On 4th and 5th April, the European Union, United Nations, Germany, Kuwait, Norway, Qatar, and UK host the Brussels Conference on Supporting the future of Syria and the region. The Brussels Conference will tackle a range of issues impacting on both immediate life-saving humanitarian priorities as well as longer-term efforts to resolve the conflict. As the violence worsens inside Syria, and political efforts to resolve the conflict prove highly contentious, preparations towards the Conference have been fraught with controversy over if and how ‘reconstruction’ might feature on the agenda, and the political implications of this. The question of how civil society can participate at the Conference, or influence the decisions made, has also been controversial.

In this context, the We Exist! coalition of Syrian civil society organisations makes the following recommendations:

1. Facilitate meaningful participation by independent Syrian civil society groups at the Brussels Conference and follow-up processes – Unfortunately, the experience to date has been that local civil society has generally been the last to get invited into international policy processes on Syria that will impact on their work and the lives of the communities they directly serve. The co-hosts of the Brussels Conference, as well as the preparatory meetings hosted by the UN Office of the Special Envoy Stefan De Mistura and the High Representative Federica Mogherini, ECHO and DG NEAR, should take steps to ensure that diverse Syrian civil society organisations can participate and contribute to the process. In addition, they should ensure effective and inclusive participation in the follow-up process to implement, monitor and evaluate outcomes from the Conference, the Civil Society Chamber meetings and the other side events.

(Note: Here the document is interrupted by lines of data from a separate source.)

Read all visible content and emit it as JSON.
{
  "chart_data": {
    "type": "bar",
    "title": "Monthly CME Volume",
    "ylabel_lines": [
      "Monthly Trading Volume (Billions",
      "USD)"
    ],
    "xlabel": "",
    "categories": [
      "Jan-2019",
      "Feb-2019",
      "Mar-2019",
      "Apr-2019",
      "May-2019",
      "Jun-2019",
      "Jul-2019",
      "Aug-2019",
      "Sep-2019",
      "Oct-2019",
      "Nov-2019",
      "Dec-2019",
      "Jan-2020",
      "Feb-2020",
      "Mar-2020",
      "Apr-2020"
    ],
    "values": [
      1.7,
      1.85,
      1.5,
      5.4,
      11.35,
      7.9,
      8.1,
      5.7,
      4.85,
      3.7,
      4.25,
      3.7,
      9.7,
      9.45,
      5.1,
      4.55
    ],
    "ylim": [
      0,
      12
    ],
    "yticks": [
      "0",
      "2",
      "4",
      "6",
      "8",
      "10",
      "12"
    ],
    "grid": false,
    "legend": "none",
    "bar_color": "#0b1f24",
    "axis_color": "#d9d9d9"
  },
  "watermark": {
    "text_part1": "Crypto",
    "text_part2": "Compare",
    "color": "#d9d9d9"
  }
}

2. Affirm the protection and inclusion of civil society in the substantive commitments and outcomes agreed at the Conference – The Conference should issue a strong call its final declaration as well as in statements by individual governments for the protection and inclusion of independent local civil society organisations in all aspects of the international, national and local response to the Syrian crisis. Attacks on civil society activists and the criminalization of independent civil society groups that has spiraled over the past six years should cease. Respect of International Humanitarian Law and Human Rights norms should be strongly reaffirmed and accountability for violations by all parties to the conflict promoted. Parties to the conflict have fostered and manipulated social and other community differences to serve their political and military objectives. As such, support to civil society should embody principles of inclusion, with steps taken to ensure that marginalized groups can engage and diversity in terms of gender, age, political, social and other relevant factors.

3. Rethink Reconstruction – Reconstruction cannot just be about bricks and
concrete, it must address the political, social and economic root causes of the
uprising and subsequent violent conflict. The political transition from violence
towards sustainable peace should be inclusive and representing the aspirations of
the Syrian people for freedom and dignity. Reconstruction should be for all of Syria
and all Syrians, and not determined by the imperatives of conflict or political
violence. As such, it should only start and be funded after credible steps toward a
genuine transition. Accountability and justice are necessary for this to happen –
without these, reconstruction efforts risk becoming new fronts in forced
displacement, the dispossession of property, human rights violations and further
rounds of violence. Donors and the UN should not conflate ‘early recovery’ with
premature involvement without the political conditions for reconstruction being in
place. Furthermore, the important role of independent Syrian civil society
organizations should be affirmed in the political track of negotiations on conflict
resolution inside Syria as well as in any eventual ‘reconstruction’ efforts following a
political settlement. They have a central role to play in promoting human rights,
justice, accountability, peace and reconciliation.